Eurocities, the network of major European cities that brings together local governments of over 130 of Europe's largest cities, has also issued its own reaction on September 10th, stating the readiness of local authorities to take their own share of responsibility. Johanna Rolland, EUROCITIES president and mayor of Nantes, explained how cities are showing leadership when it comes to welcoming refugees:
“As EUROCITIES, the network of major European cities, we released a political statement on asylum already in May 2015 in which we pushed for a structural and sustainable European solution to the refugee crisis: The trend of people seeking asylum protection in Europe cannot solely be considered an emergency situation but needs to be addressed as a structural issue requiring structural and effective measures that take human rights into consideration.”

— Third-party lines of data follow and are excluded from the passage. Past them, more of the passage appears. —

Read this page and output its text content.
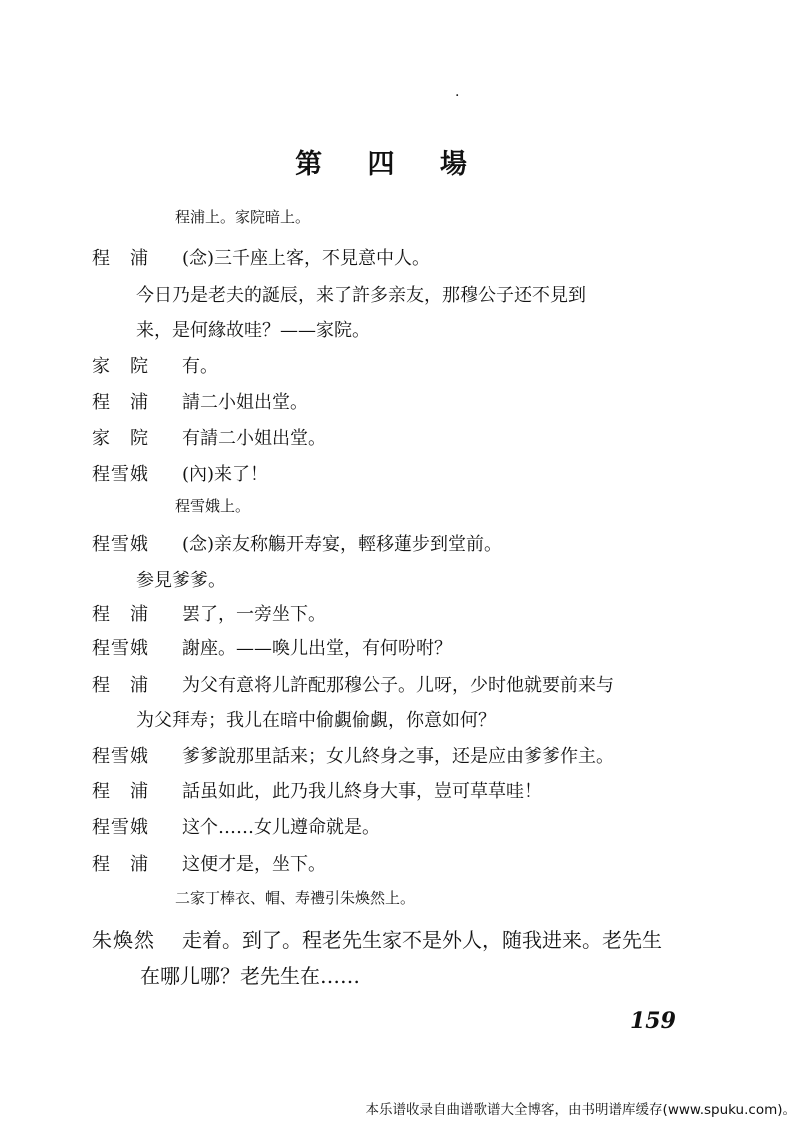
·
第 四 場
程浦上。家院暗上。
程　浦 (念)三千座上客，不見意中人。
今日乃是老夫的誕辰，来了許多亲友，那穆公子还不見到
来，是何緣故哇？——家院。
家　院 有。
程　浦 請二小姐出堂。
家　院 有請二小姐出堂。
程雪娥 (內)来了！
程雪娥上。
程雪娥 (念)亲友称觴开寿宴，輕移蓮步到堂前。
参見爹爹。
程　浦 罢了，一旁坐下。
程雪娥 謝座。——喚儿出堂，有何吩咐？
程　浦 为父有意将儿許配那穆公子。儿呀，少时他就要前来与
为父拜寿；我儿在暗中偷覷偷覷，你意如何？
程雪娥 爹爹說那里話来；女儿終身之事，还是应由爹爹作主。
程　浦 話虽如此，此乃我儿終身大事，豈可草草哇！
程雪娥 这个……女儿遵命就是。
程　浦 这便才是，坐下。
二家丁棒衣、帽、寿禮引朱煥然上。
朱煥然 走着。到了。程老先生家不是外人，随我进来。老先生
在哪儿哪？老先生在……
159
本乐谱收录自曲谱歌谱大全博客，由书明谱库缓存(www.spuku.com)。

The EU and its member states need to offer a united and adequate response to the refugee crisis, and hundreds of thousands of refugees will need to be integrated into our societies. It is our role to ensure that asylum seekers settle in well for the duration of their stay, however short or long. Failing to integrate refugees into our societies impedes fundamental rights as well as the full realisation of the benefits immigration can bring; it inhibits asylum seekers and refugees from making a contribution to host societies and can prove costly in the long term for local as well as for national authorities.
We will continue to play a leading role in integrating these newcomers. Cities must therefore be recognised as crucial partners in this crisis and need direct European support for urgent reception and integration measures.